Cass wrenched in their hold, his gaze finding Miri, and she winced at the torment she saw in his eyes. It could only get worse. She gave him a small nod before she was jerked forward again, through a massive arching doorway that led to the tower keep—to the king on his throne.
Chapter 31
Miri was shoved to her knees at the base of the polished steps before her mother’s throne, Cass beside her. She didn’t know whether Nicholas meant to gloat or if he only wanted to witness her death in person. She couldn’t defeat him from her knees, but that did not stop her from glaring up at the man with a promise in her eyes.
“Princess Myrina,” Nicholas said with a purr. He wore a rich, dark-red, velvet-trimmed suit, a golden crown, and a jeweled chain draped over his shoulders. He seemed to have barely aged. He was the same man in her nightmares, unchanged by years on the throne.
Miri spat. Blood splattered across the steps before her, but none of it was hers.
Nicholas chuckled. “The little Lion still has bite.”
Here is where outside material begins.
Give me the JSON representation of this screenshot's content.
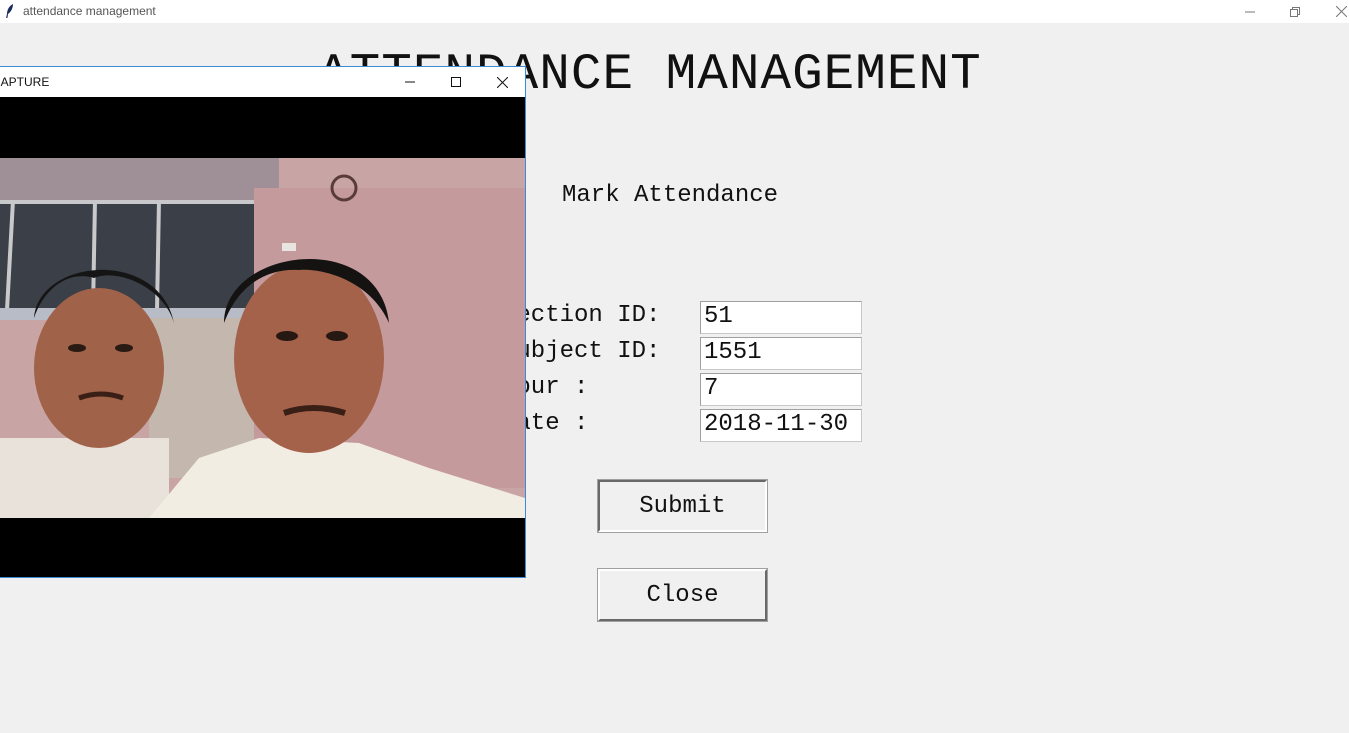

Panic was tight in Miri’s chest, but the sorcerers had not approached from the back of the hall. She had no idea what was stopping them from closing the distance but was grateful she could manage any movement at all. “You have broken the laws of blood. You betrayed the one true queen.”
The king glanced at the kingsman beside Miri, and the man’s fist cracked across her jaw. In response, Cass smashed his head into one of the men holding him but was shoved back down in a violent struggle that only left him bleeding more.
The king sighed. “I see you’ve brought a bloodsworn with you. One of Henry’s little brats.” His finger waved above the arms of the throne, and his tone bored, he said, “Kill him.”